Koalisi Keadilan Iklim Ajukan Mitigasi Perubahan Iklim pada Presiden Jokowi

Batas Ekologis

Dia menilai, konsep pembangunan rendah karbon dan ekonomi hijau seharusnya dilandaskan pada kesadaran batas ekologis dan ketersediaan sumber daya alam yang tidak kekal.

Pertumbuhan yang hanya berdasarkan Produk Domestik Bruto (PDB) belum tentu menjamin bahwa rakyat sejahtera.

Ekonomi hijau harus dibentuk dengan meletakkan daya tampung dan daya dukung alam sebagai dasar.

Ekonomi akan tumbuh dengan baik jika berbentuk sirkular dan bukan linear, terdesentralisasi dan bukan desentralisasi, diversifikasi tanaman dan bukan monokultur.

“Begitu juga soal transisi energi, spirit melakukan transisi energi adalah hal yang patut dihargai.”

“Namun, kebijakan yang diambil masih berkutat pada aspek BBN (bahan bakar nabati) yang bahan bakunya didominasi kelapa sawit, yang berisiko mendorong deforestasi.”

“Transisi energi juga semata berfokus pada narasi penjualan kendaraan listrik tanpa memandang sumber tenaga listrik.”

“Persoalan mendasar transisi energi, yakni penutupan PLTU (pembangkit listrik tenaga uap) dan penghentian penambangan batu bara, masih sangat lambat implementasinya.”

“Padahal, pembukaan lahan untuk BBN maupun penjualan kendaraan listrik dengan tetap mempertahankan PLTU sama sekali tak memecahkan persoalan.”

“Kebijakan ini hanya seperti memindahkan luka dari satu bagian ke bagian lain,” tutur Nadia.

Sementara Puspa Dewi, Kepala Divisi Kampanye WALHI, menilai pidato Presiden Jokowi membanggakan capaian pencapaian pertumbuhan ekonomi nasional melalui Proyek Strategis Nasional (PSN) dan program-program unggulan.

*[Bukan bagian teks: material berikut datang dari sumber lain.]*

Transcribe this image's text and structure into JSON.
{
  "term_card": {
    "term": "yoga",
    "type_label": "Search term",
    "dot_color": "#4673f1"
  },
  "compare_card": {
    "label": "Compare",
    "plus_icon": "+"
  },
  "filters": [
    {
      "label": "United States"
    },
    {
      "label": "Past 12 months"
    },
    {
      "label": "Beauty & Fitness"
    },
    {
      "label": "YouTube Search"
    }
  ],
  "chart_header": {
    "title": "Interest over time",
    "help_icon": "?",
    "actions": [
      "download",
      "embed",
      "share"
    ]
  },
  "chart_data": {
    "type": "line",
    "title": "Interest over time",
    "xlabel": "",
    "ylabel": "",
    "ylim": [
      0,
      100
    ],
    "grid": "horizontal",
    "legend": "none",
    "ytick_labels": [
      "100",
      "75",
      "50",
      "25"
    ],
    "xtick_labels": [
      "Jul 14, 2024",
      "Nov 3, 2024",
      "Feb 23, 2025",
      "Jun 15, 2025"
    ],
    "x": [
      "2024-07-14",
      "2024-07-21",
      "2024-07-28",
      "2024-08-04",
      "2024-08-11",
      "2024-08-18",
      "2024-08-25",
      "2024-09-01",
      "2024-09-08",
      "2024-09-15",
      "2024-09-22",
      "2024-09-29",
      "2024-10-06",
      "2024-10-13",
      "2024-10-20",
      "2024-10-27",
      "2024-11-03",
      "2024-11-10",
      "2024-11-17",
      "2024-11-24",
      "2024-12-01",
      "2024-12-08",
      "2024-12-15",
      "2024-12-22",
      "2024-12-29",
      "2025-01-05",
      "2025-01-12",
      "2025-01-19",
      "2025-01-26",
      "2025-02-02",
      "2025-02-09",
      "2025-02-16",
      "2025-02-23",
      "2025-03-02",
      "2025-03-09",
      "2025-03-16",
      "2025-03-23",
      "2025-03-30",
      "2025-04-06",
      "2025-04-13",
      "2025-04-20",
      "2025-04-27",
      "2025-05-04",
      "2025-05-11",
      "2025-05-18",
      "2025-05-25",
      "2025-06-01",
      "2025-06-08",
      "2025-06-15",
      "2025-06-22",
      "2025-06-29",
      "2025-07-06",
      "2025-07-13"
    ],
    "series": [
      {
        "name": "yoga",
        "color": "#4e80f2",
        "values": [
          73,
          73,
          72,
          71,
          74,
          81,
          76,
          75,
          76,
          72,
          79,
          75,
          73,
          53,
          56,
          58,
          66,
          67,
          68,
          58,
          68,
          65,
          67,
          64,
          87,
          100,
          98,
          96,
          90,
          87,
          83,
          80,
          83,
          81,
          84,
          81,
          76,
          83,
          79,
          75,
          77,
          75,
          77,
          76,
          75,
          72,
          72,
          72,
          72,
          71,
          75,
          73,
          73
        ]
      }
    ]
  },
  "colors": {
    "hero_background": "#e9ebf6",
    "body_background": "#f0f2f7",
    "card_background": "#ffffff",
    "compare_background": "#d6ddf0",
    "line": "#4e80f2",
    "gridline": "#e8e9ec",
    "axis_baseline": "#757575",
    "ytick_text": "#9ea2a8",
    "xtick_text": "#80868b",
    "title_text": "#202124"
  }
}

Namun pencapaian-pencapaian ini menimbulkan pertanyaan seberapa jauh PSN sejalan dengan agenda mitigasi dan adaptasi perubahan iklim.

“Tidak ada evaluasi bagaimana PSN memiliki peta jalan spesifik tentang penurunan emisi dan bagaimana PSN menaikkan atau menurunkan kapasitas adaptasi wilayah, bahkan beberapa PSN justru menambah ancaman krisis iklim,” kata Dewi seraya menunjukkan bahwa aksi mitigasi dan adaptasi perubahan iklim masih bersifat terpisah.

Berbagai indikator pembangunan tidak memasukkan indikator penurunan emisi dan kemampuan adaptif.

Aksi mitigasi terutama di sektor energi dan FOLU (forest and other land use) juga belum memiliki skema dan menjamin transisi dan resiliensi berkeadilan.

“Terbukti dengan terjadinya trade off bahkan pengorbanan lingkungan dan warga di berbagai tempat demi mencapai tujuan mitigasi, misalnya dalam hilirisasi nikel untuk mendukung elektrifikasi.”

“Kerusakan lingkungan, konflik sosial, hingga bencana ekologis menjadi bagian inheren dari tindakan mitigasi dan adaptasi perubahan iklim saat ini,” kata Dewi.